Note how inherently icky it is to have to pass all this bookkeeping information around, and how many wonderfully unpleasant errors can result from doing this incorrectly. It's a lot safer if arrays know how big they are.

array_merge should then generate a single sorted list (small to large) of the unique values (i.e., no duplicates) in values. Since we haven't yet learned how to return multiple values in C, we're going to use a slightly cheesy hack and return the k unique values in an array of size k+1, where the first element will hold the value k. If, for example, there were 3 unique values (5, 8, and 9), then the result array would contain [3, 5, 8, 9]. The caller can then use the first element of the array to determine how long the array actually is.

As a fuller example, consider the following input:

  • num_arrays = 3
  • sizes = [4, 2, 5]
  • values = [[3, 2, 0, 5], [8, 9], [6, 3, 2, 0, 5]]

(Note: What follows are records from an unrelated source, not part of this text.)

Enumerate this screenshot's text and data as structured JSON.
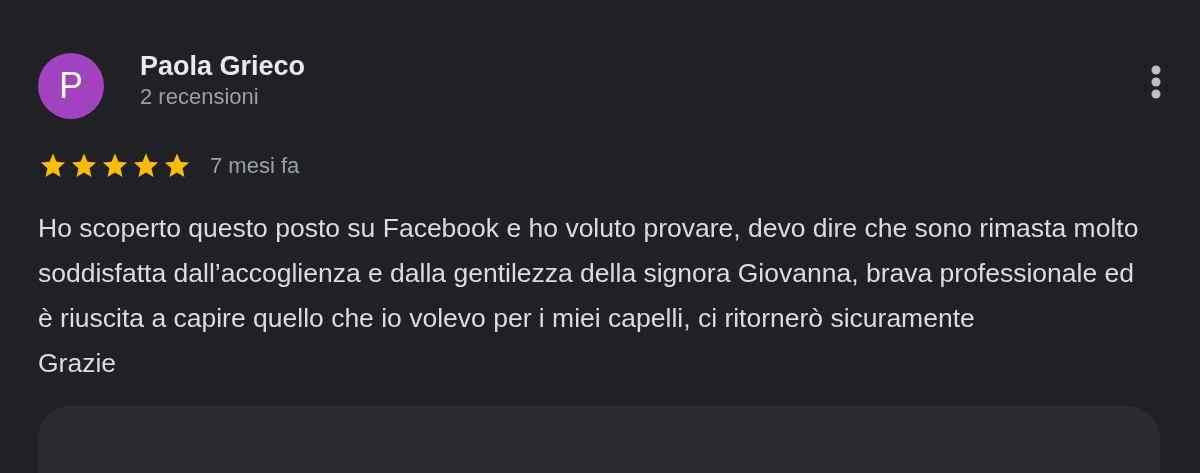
{
  "review": {
    "author": {
      "initial": "P",
      "name": "Paola Grieco",
      "review_count": "2 recensioni",
      "color": "#a142c1"
    },
    "stars": 5,
    "time": "7 mesi fa",
    "text": "Ho scoperto questo posto su Facebook e ho voluto provare, devo dire che sono rimasta molto soddisfatta dall’accoglienza e dalla gentilezza della signora Giovanna, brava professionale ed è riuscita a capire quello che io volevo per i miei capelli, ci ritornerò sicuramente\nGrazie"
  }
}
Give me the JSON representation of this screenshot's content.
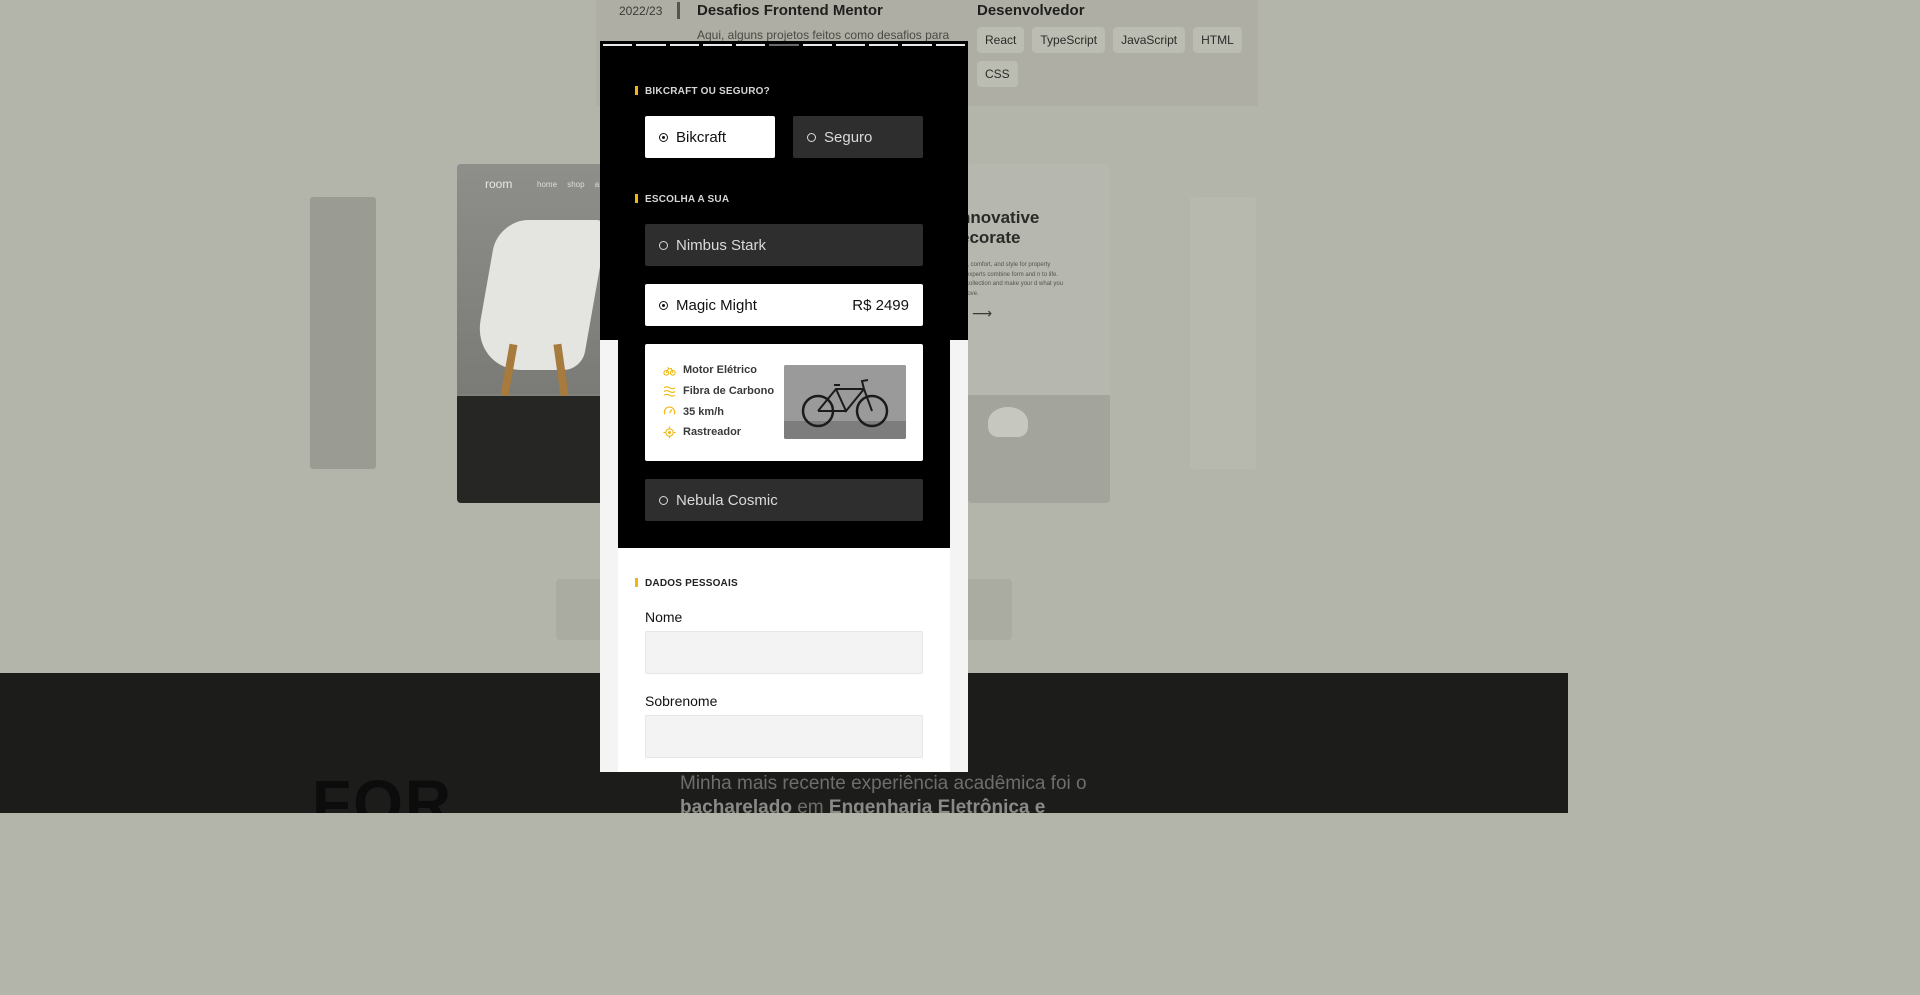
{
  "background": {
    "timeline_year": "2022/23",
    "timeline_title": "Desafios Frontend Mentor",
    "timeline_desc": "Aqui, alguns projetos feitos como desafios para",
    "role_title": "Desenvolvedor",
    "tags": [
      "React",
      "TypeScript",
      "JavaScript",
      "HTML",
      "CSS"
    ],
    "card1_logo": "room",
    "card1_nav": "home shop a",
    "card2_heading": "nnovative\necorate",
    "card2_body": "l, comfort, and style for property experts combine form and n to life. collection and make your d what you love.",
    "footer_big": "FOR",
    "footer_text_1": "Minha mais recente experiência acadêmica foi o",
    "footer_text_bold1": "bacharelado",
    "footer_text_2": " em ",
    "footer_text_bold2": "Engenharia Eletrônica e"
  },
  "modal": {
    "progress_steps": 11,
    "progress_dim_index": 5,
    "accent_color": "#f2b70f",
    "section1": {
      "title": "BIKCRAFT OU SEGURO?",
      "options": [
        {
          "label": "Bikcraft",
          "selected": true
        },
        {
          "label": "Seguro",
          "selected": false
        }
      ]
    },
    "section2": {
      "title": "ESCOLHA A SUA",
      "options": [
        {
          "label": "Nimbus Stark",
          "selected": false
        },
        {
          "label": "Magic Might",
          "selected": true,
          "price": "R$ 2499"
        },
        {
          "label": "Nebula Cosmic",
          "selected": false
        }
      ],
      "features": [
        {
          "icon": "electric-motor-icon",
          "label": "Motor Elétrico"
        },
        {
          "icon": "carbon-fiber-icon",
          "label": "Fibra de Carbono"
        },
        {
          "icon": "speedometer-icon",
          "label": "35 km/h"
        },
        {
          "icon": "gps-tracker-icon",
          "label": "Rastreador"
        }
      ]
    },
    "section3": {
      "title": "DADOS PESSOAIS",
      "fields": [
        {
          "label": "Nome",
          "value": "",
          "placeholder": ""
        },
        {
          "label": "Sobrenome",
          "value": "",
          "placeholder": ""
        }
      ]
    }
  }
}
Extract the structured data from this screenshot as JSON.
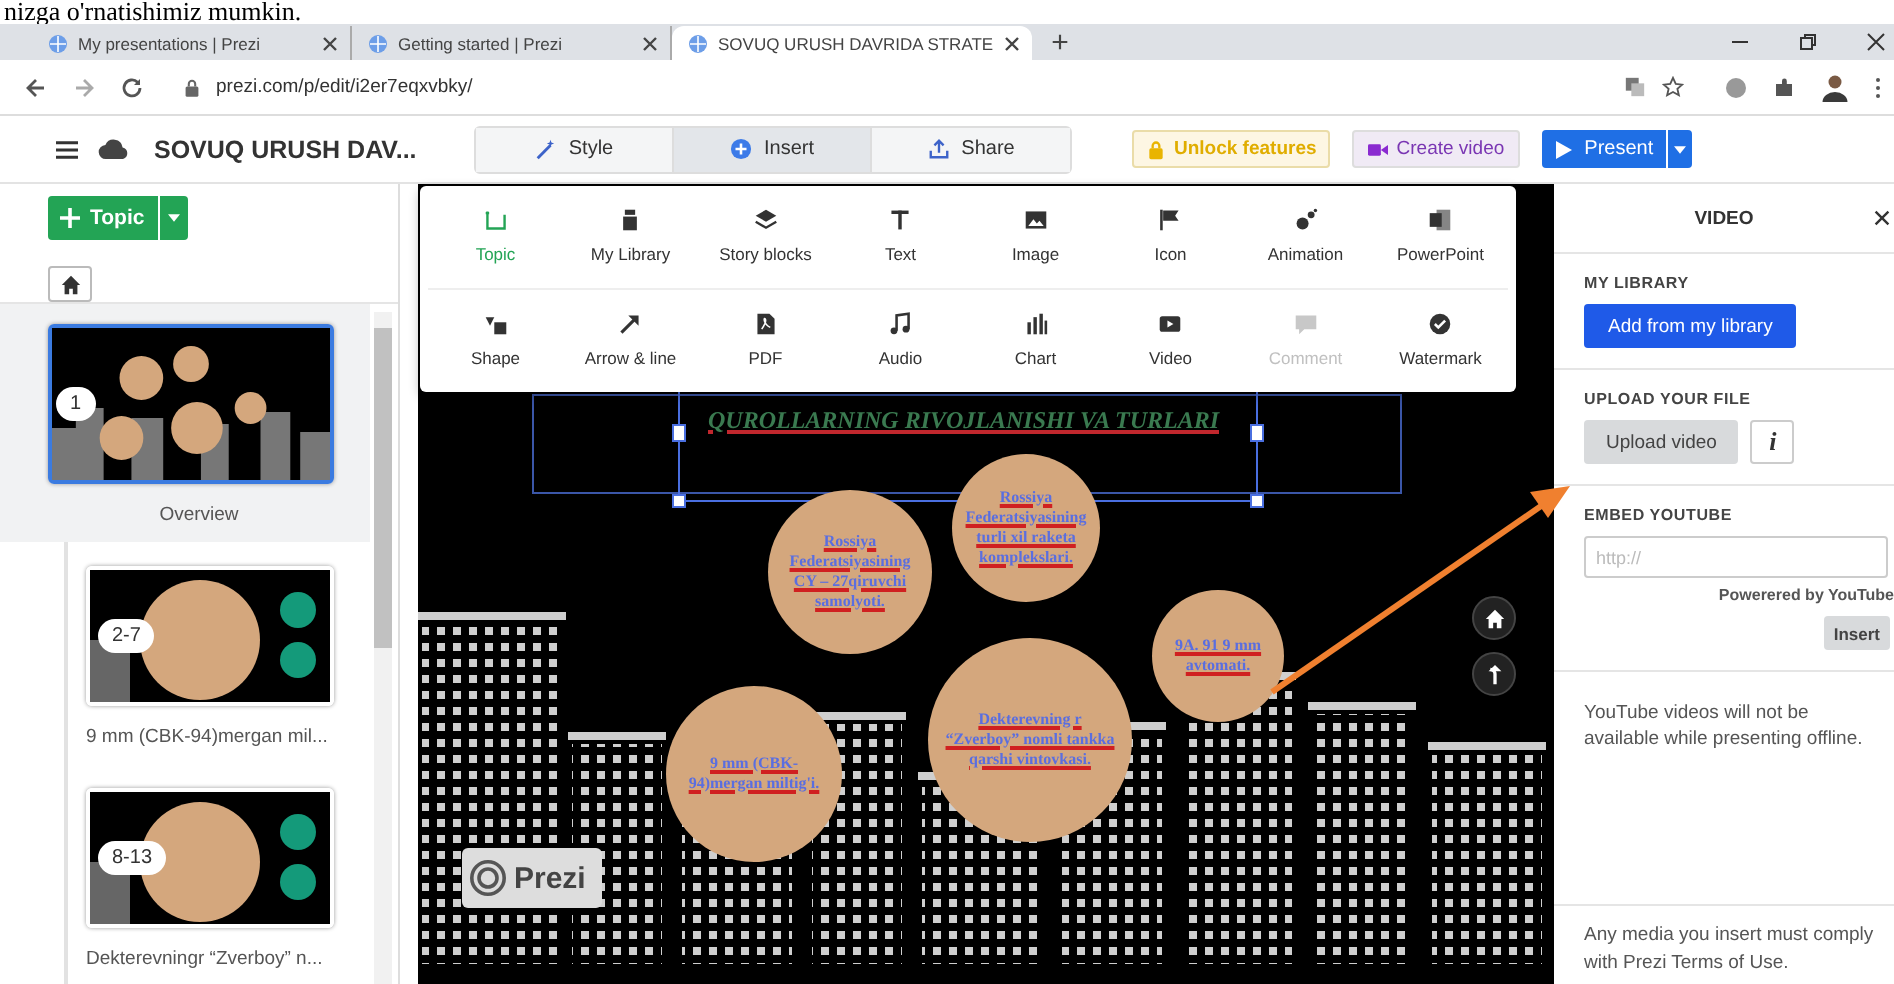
{
  "doc_text": "nizga o'rnatishimiz mumkin.",
  "browser": {
    "tabs": [
      {
        "title": "My presentations | Prezi",
        "selected": false
      },
      {
        "title": "Getting started | Prezi",
        "selected": false
      },
      {
        "title": "SOVUQ URUSH DAVRIDA STRATE",
        "selected": true
      }
    ],
    "new_tab": "+",
    "url": "prezi.com/p/edit/i2er7eqxvbky/"
  },
  "toolbar": {
    "title": "SOVUQ URUSH DAV...",
    "modes": [
      {
        "label": "Style",
        "kind": "style",
        "selected": false
      },
      {
        "label": "Insert",
        "kind": "insert",
        "selected": true
      },
      {
        "label": "Share",
        "kind": "share",
        "selected": false
      }
    ],
    "unlock": "Unlock features",
    "create_video": "Create video",
    "present": "Present"
  },
  "insert_menu": [
    {
      "label": "Topic",
      "kind": "topic",
      "selected": true,
      "disabled": false
    },
    {
      "label": "My Library",
      "kind": "library",
      "selected": false,
      "disabled": false
    },
    {
      "label": "Story blocks",
      "kind": "blocks",
      "selected": false,
      "disabled": false
    },
    {
      "label": "Text",
      "kind": "text",
      "selected": false,
      "disabled": false
    },
    {
      "label": "Image",
      "kind": "image",
      "selected": false,
      "disabled": false
    },
    {
      "label": "Icon",
      "kind": "icon",
      "selected": false,
      "disabled": false
    },
    {
      "label": "Animation",
      "kind": "animation",
      "selected": false,
      "disabled": false
    },
    {
      "label": "PowerPoint",
      "kind": "powerpoint",
      "selected": false,
      "disabled": false
    },
    {
      "label": "Shape",
      "kind": "shape",
      "selected": false,
      "disabled": false
    },
    {
      "label": "Arrow & line",
      "kind": "arrow",
      "selected": false,
      "disabled": false
    },
    {
      "label": "PDF",
      "kind": "pdf",
      "selected": false,
      "disabled": false
    },
    {
      "label": "Audio",
      "kind": "audio",
      "selected": false,
      "disabled": false
    },
    {
      "label": "Chart",
      "kind": "chart",
      "selected": false,
      "disabled": false
    },
    {
      "label": "Video",
      "kind": "video",
      "selected": false,
      "disabled": false
    },
    {
      "label": "Comment",
      "kind": "comment",
      "selected": false,
      "disabled": true
    },
    {
      "label": "Watermark",
      "kind": "watermark",
      "selected": false,
      "disabled": false
    }
  ],
  "sidebar": {
    "topic_button": "Topic",
    "topics": [
      {
        "number": "1",
        "label": "Overview",
        "selected": true
      },
      {
        "number": "2-7",
        "label": "9 mm (CBK-94)mergan mil...",
        "selected": false
      },
      {
        "number": "8-13",
        "label": "Dekterevningr “Zverboy” n...",
        "selected": false
      }
    ]
  },
  "slide": {
    "title": "QUROLLARNING RIVOJLANISHI VA TURLARI",
    "circles": [
      "Rossiya Federatsiyasining CY – 27qiruvchi samolyoti.",
      "Rossiya Federatsiyasining turli xil raketa komplekslari.",
      "9A. 91 9 mm avtomati.",
      "Dekterevning r “Zverboy” nomli tankka qarshi vintovkasi.",
      "9 mm (CBK-94)mergan miltig'i."
    ],
    "logo": "Prezi"
  },
  "panel": {
    "title": "VIDEO",
    "library_heading": "MY LIBRARY",
    "library_button": "Add from my library",
    "upload_heading": "UPLOAD YOUR FILE",
    "upload_button": "Upload video",
    "info_button": "i",
    "embed_heading": "EMBED YOUTUBE",
    "url_placeholder": "http://",
    "powered": "Powerered by YouTube",
    "insert_button": "Insert",
    "offline_note": "YouTube videos will not be available while presenting offline.",
    "terms_note": "Any media you insert must comply with Prezi Terms of Use."
  }
}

Then the result should be [7, 0, 2, 3, 5, 6, 8, 9].

There are ways to write this that waste a lot of memory when the set of unique values is much smaller than the number of entries in values; your solution should make a point of freeing up any unused memory.

You might also find your sorting algorithm from above useful in sorting your results. With a little care, you can put all the unique values in an unsorted array, and then ask your sorting algorithm to sort the desired bit of the array without messing with that important first element.

You can use references like ../mergesort/mergesort.h or ../mergesort/mergesort.c to access appropriate files in that part of the project, either in things like #include statements or in gcc/g++ calls. The command in the GitHub Actions to compile the Array Merge tess, for example, is:

g++ -Wall -g -o array_merge_test ../mergesort/mergesort.c array_merge.c array_merge_test.cpp -lgtest -pthread -std=c++0x

Note that the ../mergesort/mergesort.c in this command includes the Mergesort .c file in the list of files that will be compiled and linked together to form the array_merge_test executable. That has two major implications:

  • You must have a working mergesort.c in order to get the GitHub Actions for Array Merge to compile successfully.
  • You can (and presumably should?) use the function mergesort() that you define in the other part of the lab here in Array Merge.

Final Words

Be sure that:

  • You follow our instructions
  • Your canvas group matches your github classroom group
  • You submit your repository URL to canvas (if your canvas groups are set up correctly this will only need to be done once)